TEMPO.CO, Jakarta - Akademisi dan pakar hukum tata negara Bivitri Susanti menyoroti proses minimnya partisipasi publik dalam pembuatan undang-undang. Hal itu ia sampaikan dalam sidang lanjutan uji formil Undang-Undang Tentara Nasional Indonesia (UU TNI) di Gedung Mahkamah Konstitusi pada Selasa, 1 Juli 2025.
Dalam sidang kali ini, Bivitri hadir sebagai ahli dan dimintai pendapatanya mengenai perkara ini. Adapun dalam keterangannya Bivitri mengatakan mestinya proses pembuatan undang-undang harus sesuai dengan prinsip konstitusional dan tidak terkesan tertutup.
Baca berita dengan sedikit iklan, klik di sini
“Kenapa tidak mau diawasi? Kenapa harus buru-buru dan tertutup sampai naskah pun tidak dipublikasikan? Apa ini berarti ada yang ingin disembunyikan? Jawaban konkrit mengenai apa yang disembunyikan dari setiap Undang-Undang pasti membutuhkan analisis tersendiri,” ucap Bivitri Susanti dalam persidangan di Mahkamah Konstitusi, Selasa 1 Juli 2025.
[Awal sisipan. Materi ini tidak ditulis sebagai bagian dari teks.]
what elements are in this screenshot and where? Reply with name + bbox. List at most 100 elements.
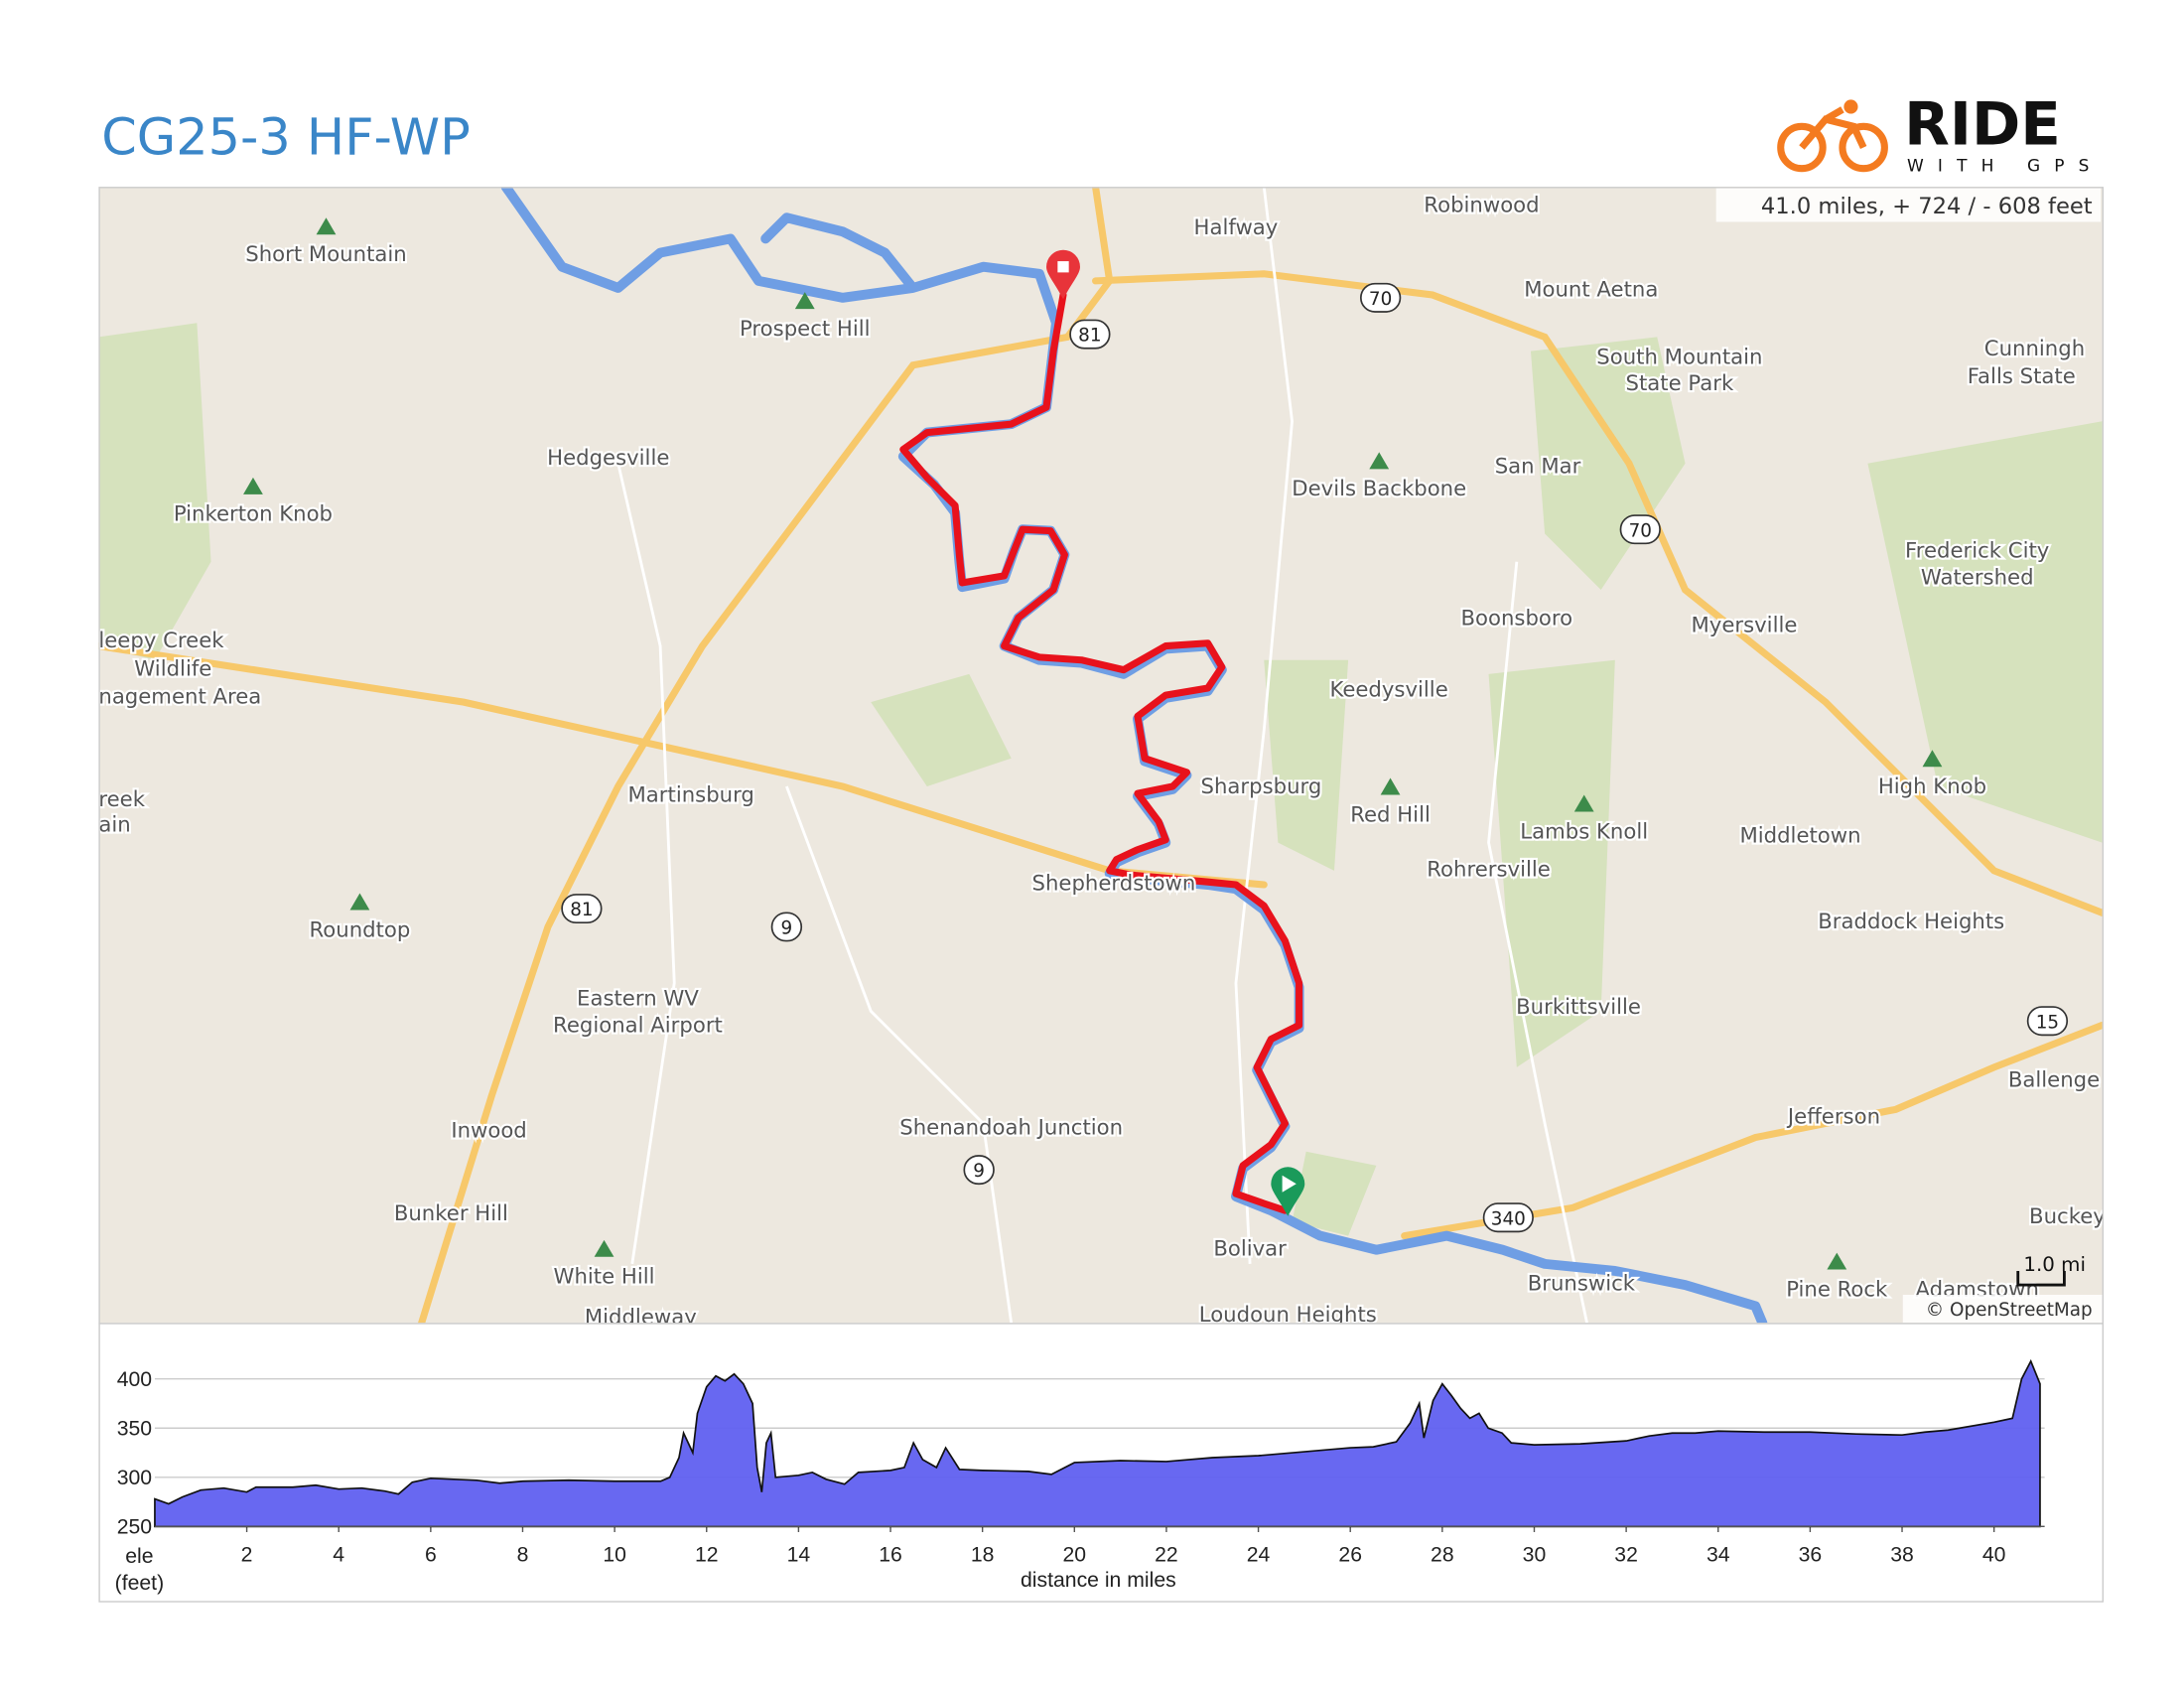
peak-icon [1369,452,1390,470]
y-tick-label: 300 [117,1467,152,1489]
peak-icon [1380,777,1401,795]
map: Short Mountain Prospect Hill Halfway Robinw… [98,187,2106,1328]
place-label: Pinkerton Knob [174,502,333,527]
place-label: Burkittsville [1516,995,1641,1020]
peak-icon [794,292,815,310]
x-tick-label: 34 [1706,1544,1730,1567]
x-axis-label: distance in miles [1021,1569,1176,1592]
place-label: Short Mountain [245,242,406,267]
place-label: State Park [1626,371,1734,396]
x-tick-label: 14 [787,1544,811,1567]
place-label: San Mar [1495,455,1581,480]
road-shield [1482,1202,1534,1233]
place-label: Bolivar [1213,1236,1287,1261]
place-label: leepy Creek [98,629,224,653]
place-label: Falls State [1968,364,2076,389]
road-number: 70 [1369,289,1392,310]
place-label: Shepherdstown [1032,872,1196,897]
place-label: Ballenge [2008,1068,2100,1093]
peak-icon [1573,794,1594,812]
road-shield [1359,282,1402,313]
attribution: © OpenStreetMap [1926,1300,2093,1321]
x-tick-label: 32 [1614,1544,1638,1567]
logo: RIDE WITH GPS [1777,91,2104,177]
y-axis-unit: (feet) [115,1572,165,1595]
place-label: Myersville [1691,613,1797,637]
peak-icon [1827,1252,1847,1270]
road-number: 81 [570,900,593,920]
y-tick-label: 350 [117,1417,152,1440]
start-marker [1271,1167,1305,1216]
place-label: Frederick City [1905,538,2049,563]
place-label: Jefferson [1786,1104,1880,1129]
road-number: 340 [1491,1208,1526,1229]
x-tick-label: 30 [1523,1544,1547,1567]
place-label: Pine Rock [1786,1277,1888,1302]
road-shield [770,912,803,942]
place-label: Shenandoah Junction [899,1116,1123,1141]
place-label: Braddock Heights [1818,910,2004,934]
x-tick-label: 10 [603,1544,626,1567]
place-label: Bunker Hill [394,1201,508,1226]
place-label: White Hill [554,1265,655,1290]
peak-icon [243,477,263,494]
place-label: Boonsboro [1461,606,1573,631]
scale-label: 1.0 mi [2023,1253,2086,1276]
place-label: Mount Aetna [1524,277,1658,302]
place-label: Inwood [451,1119,526,1144]
road-shield [1069,319,1111,350]
peak-icon [316,217,337,235]
place-label: Halfway [1194,215,1279,240]
place-label: Cunningh [1984,337,2085,361]
route-stats: 41.0 miles, + 724 / - 608 feet [1761,194,2093,219]
route [899,291,1303,1214]
x-tick-label: 24 [1247,1544,1271,1567]
road-shield [561,894,603,924]
peak-icon [594,1239,614,1257]
road-number: 70 [1629,520,1652,541]
x-tick-label: 18 [971,1544,995,1567]
place-label: South Mountain [1596,345,1762,369]
x-tick-label: 38 [1890,1544,1914,1567]
x-tick-label: 16 [879,1544,902,1567]
y-tick-label: 400 [117,1368,152,1391]
place-label: ain [98,812,130,837]
road-number: 9 [781,918,793,939]
road-number: 9 [973,1161,985,1182]
road-shield [1619,514,1661,545]
place-label: Lambs Knoll [1520,819,1648,844]
x-tick-label: 20 [1063,1544,1087,1567]
place-label: Middletown [1739,824,1860,849]
place-label: Wildlife [134,656,211,681]
x-tick-label: 26 [1338,1544,1362,1567]
x-tick-label: 12 [695,1544,719,1567]
x-tick-label: 28 [1431,1544,1454,1567]
place-label: Devils Backbone [1292,477,1466,501]
end-marker [1046,249,1080,300]
road-number: 15 [2036,1012,2059,1033]
place-label: Regional Airport [553,1014,723,1039]
road-shield [963,1155,995,1186]
logo-text: RIDE [1904,91,2061,160]
x-tick-label: 36 [1799,1544,1823,1567]
place-label: High Knob [1878,774,1986,799]
road-number: 81 [1078,326,1101,347]
place-label: Loudoun Heights [1199,1303,1377,1328]
x-tick-label: 6 [425,1544,437,1567]
place-label: Rohrersville [1427,858,1551,883]
place-label: nagement Area [98,685,261,710]
place-label: Watershed [1921,565,2034,590]
peak-icon [1922,750,1943,768]
x-tick-label: 2 [241,1544,253,1567]
place-label: Sharpsburg [1201,774,1322,799]
place-label: Roundtop [310,917,411,942]
place-label: Buckey [2029,1204,2106,1229]
y-tick-label: 250 [117,1515,152,1538]
elevation-area [154,1358,2041,1528]
logo-sub: WITH GPS [1907,157,2104,177]
place-label: Robinwood [1424,194,1539,218]
x-tick-label: 8 [517,1544,529,1567]
road-shield [2026,1006,2069,1037]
Lebih lanjut, ia mencatat selama periode pemerintahan ini ada tiga peraturan perundang-undangan yang dilakukan secara ugal-ugalan. Ia menekankan pentingnya keterbukaan dan publikasi dalam proses legislasi.
“Cara pembentukan Undang-Undang yang kurang partisipasi itu selalu digaungkan dan dipertanyakan, sehingga muncul catatan di masyarakat, kenapa hal ini selalu berulang,” kata dia.
Sebelumnya dalam perkara ini, pemerintah melalui Menteri Hukum Supratman Andi Agtas meminta Mahkamah Konstitusi menolak permohohan gugatan uji formil Undang-Undang Nomor 3 Tahun 2025 tentang TNI. Dia mengatakan, dalil para pemohon yang menyatakan pembentukan UU TNI tidak dilakukan secara terbuka atau akses informasi yang disampaikan terbatas, tak sesuai dengan keterangan pemerintah.
"Pemerintah telah menyelenggarakan penyerapan aspirasi dengan masyarakat, baik melalui rapat atau focus group discussion dalam rangka pembentukan daftar inventaris masalah UU TNI," kata Supratman pada persidangan lanjutan gugatan uji formil UU TNI di gedung Mahkamah Konstitusi, Jakarta Pusat, Senin, 23 Juni 2025.
Menurut dia, penyerapan aspirasi juga telah ditegaskan oleh pemerintah dengan diterbitkannya keterangan Presiden Nomor 1 huruf c angka 3 terkait tahap penyusunan UU TNI. Sehingga, dia mengklaim, pemerintah telah membuka ruang partisipasi publik dalam pembentukkan UU TNI dengan seluas-luasnya.
"Sudah memenuhi asas dan prinsip yang diatur pada Undang-Undang tentang Pembentukan Peraturan Perundang-undangan," ujar dia.
Gugatan terhadap UU TNI itu diajukan oleh berbagai kampus dan koalisi masyarakat sipil untuk reformasi sektor keamanan. Dilansir dari laman mkr.id, terdapat enam perkara uji formal yang dijadwalkan pada hari ini dengan agenda sidang mendengarkan keterangan ahli dan saksi dari pemohon. Adapun enam perkara tersebut yakni perkara 45, 56, 69, 75 ,81, dan 92.
Sejak disahkan oleh DPR pada 21 Maret 2025, UU TNI menjadi produk hukum yang paling banyak digugat ke MK. Tercatat 11 gugatan dilayangkan oleh mahasiswa dan masyarakat sipil. Dari 11 gugatan itu, 5 gugatan berlanjut pada sidang lanjutan, 5 gugatan ditolak MK, dan 1 gugatan yang diajukan mahasiswa Universitas Islam Negeri Sunan Ampel, Surabaya, dicabut oleh pemohon.